「国会図書館でナポリタンを」新保信長『食堂生まれ、外食育ち』【27品目】
【隔週連載】新保信長「食堂生まれ、外食育ち」27品目
「食堂生まれ、外食育ち」の編集者・新保信長さんが、外食にまつわるアレコレを綴っていく好評の連載エッセイ。ただし、いわゆるグルメエッセイとは違って「味には基本的に言及しない」というのがミソ。外食ならではの出来事や人間模様について、実家の食堂の思い出も含めて語られるささやかなドラマの数々。いつかあの時の〝外食〟の時空間へーー。それでは【27品目】「国会図書館でナポリタンを」をご賞味あれ!

【27品目】国会図書館でナポリタンを
仕事柄、国会図書館を利用する機会は多い。その名のとおり、国会の立法行為にまつわる調査研究などのサポートを第一目的とする国の機関だが、国会議員じゃなくても満18歳以上であれば誰でも利用できる。国内で発行されたすべての出版物は国会図書館に納入することが法律で義務付けられており、所蔵資料数は日本一。

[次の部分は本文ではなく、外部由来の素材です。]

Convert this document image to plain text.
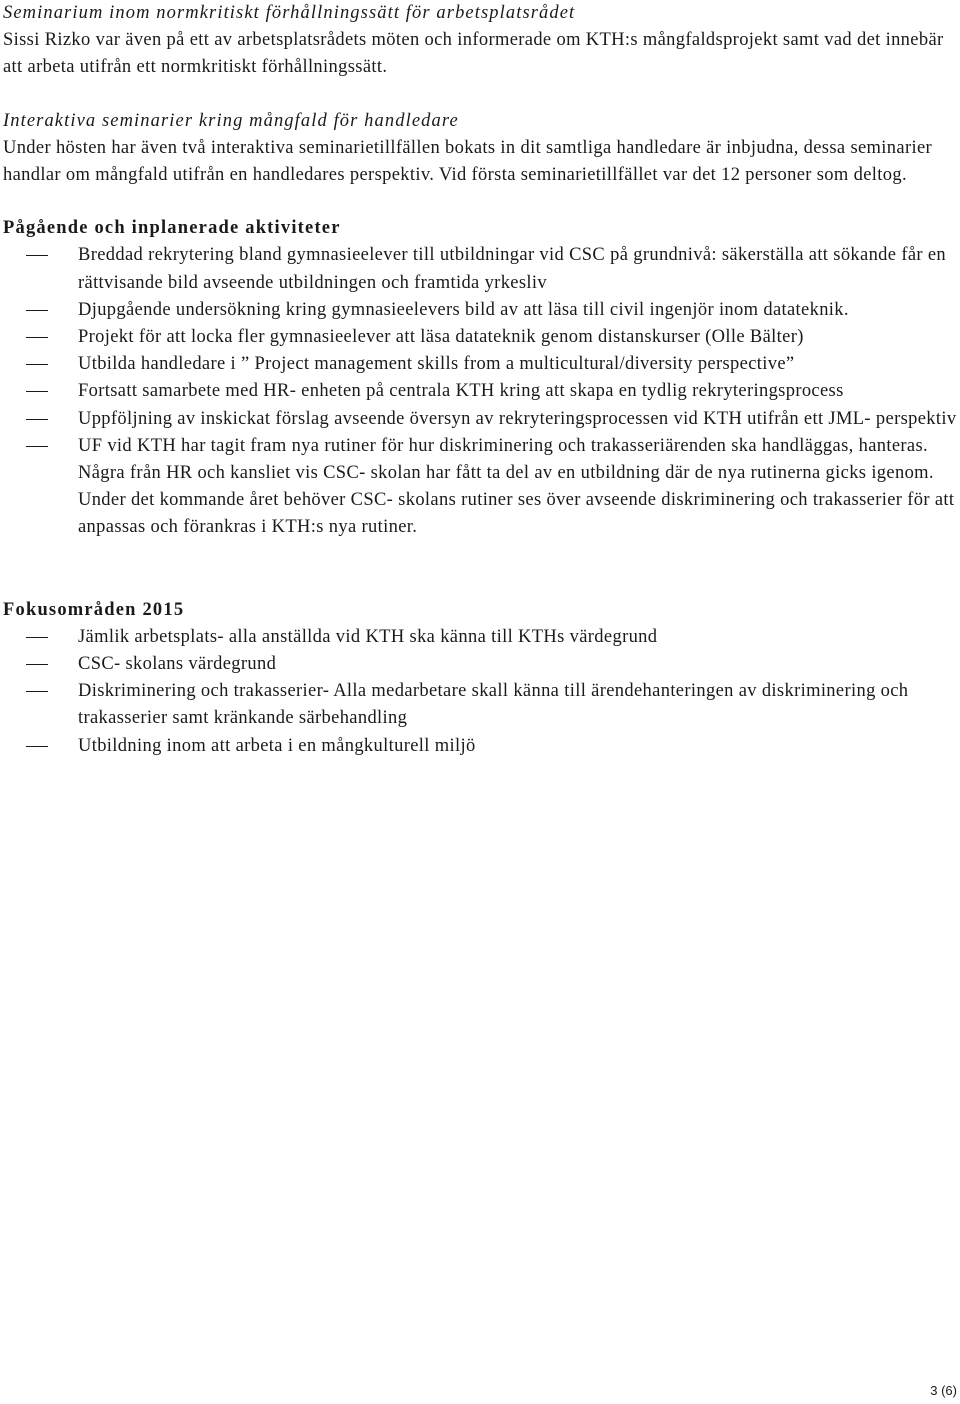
Seminarium inom normkritiskt förhållningssätt för arbetsplatsrådet

Sissi Rizko var även på ett av arbetsplatsrådets möten och informerade om KTH:s mångfaldsprojekt samt vad det innebär att arbeta utifrån ett normkritiskt förhållningssätt.

Interaktiva seminarier kring mångfald för handledare

Under hösten har även två interaktiva seminarietillfällen bokats in dit samtliga handledare är inbjudna, dessa seminarier handlar om mångfald utifrån en handledares perspektiv. Vid första seminarietillfället var det 12 personer som deltog.

Pågående och inplanerade aktiviteter

Breddad rekrytering bland gymnasieelever till utbildningar vid CSC på grundnivå: säkerställa att sökande får en rättvisande bild avseende utbildningen och framtida yrkesliv
Djupgående undersökning kring gymnasieelevers bild av att läsa till civil ingenjör inom datateknik.
Projekt för att locka fler gymnasieelever att läsa datateknik genom distanskurser (Olle Bälter)
Utbilda handledare i ” Project management skills from a multicultural/diversity perspective”
Fortsatt samarbete med HR- enheten på centrala KTH kring att skapa en tydlig rekryteringsprocess
Uppföljning av inskickat förslag avseende översyn av rekryteringsprocessen vid KTH utifrån ett JML- perspektiv
UF vid KTH har tagit fram nya rutiner för hur diskriminering och trakasseriärenden ska handläggas, hanteras. Några från HR och kansliet vis CSC- skolan har fått ta del av en utbildning där de nya rutinerna gicks igenom. Under det kommande året behöver CSC- skolans rutiner ses över avseende diskriminering och trakasserier för att anpassas och förankras i KTH:s nya rutiner.

Fokusområden 2015

Jämlik arbetsplats- alla anställda vid KTH ska känna till KTHs värdegrund
CSC- skolans värdegrund
Diskriminering och trakasserier- Alla medarbetare skall känna till ärendehanteringen av diskriminering och trakasserier samt kränkande särbehandling
Utbildning inom att arbeta i en mångkulturell miljö
3 (6)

ただし、納本制度が完璧に守られているわけではなく、私が一番必要とする古いマンガ雑誌などはかなり抜けがある。それでも、何か調べたいときはまず国会図書館に足を運ぶのが常道だ。国会図書館に行った日は、行き帰りの道のりに加えて館内で結構歩き回るので、スマホの歩数計アプリの目標歩数を達成して健康にもいい。
ここ10年ぐらいの間に利用したことのある人ならご存じだろうが、現在の国会図書館は資料の検索も閲覧請求もすべてパソコンで行う。資料のデジタル化(スキャン)も進められており、デジタル化済みの資料は画面上で閲覧できるし、複写申し込みもできる。とはいえ、デジタル化されていない資料も多いので、その場合はパソコンから閲覧請求した資料が貸出カウンターに到着するまで20~30分ほど待つことになる。
その待ち時間が、私のランチタイムだ。普段はコンビニで買ってきたものを仕事場で食べることが多いので、どんな形であれ外食できるのはうれしい。館内で食事ができるのは、本館6階の食堂、本館3階のカフェ、新館1階の喫茶店の3カ所。本館6階の食堂はいかにも公共施設の大食堂という感じで、大きなショーケースにそば・うどん・ラーメン、丼物やカレーなどのサンプルが並ぶ。目を疑うレベルの超大盛の「メガカレー」やカレーと牛丼の具の合いがけ「図書館カレー」などが人気らしい。私が食べたことがあるのは普通のカレーだけで、お味のほうも普通であった。
6階の食堂はその一回しか入ったことがないまま、コロナ禍の影響で2020年10月に営業終了しており、今は併設の売店で買うか持参したお弁当を食べる用のスペースとなっている。また、新館1階の喫茶店はフードメニューが少なく、あまり食指が動かない。したがって、私はコロナ前も今もだいたい本館3階の「ノースカフェ」で食べている。消去法的選択ではあるものの、ここの日替わりランチがなかなか楽しいのだ。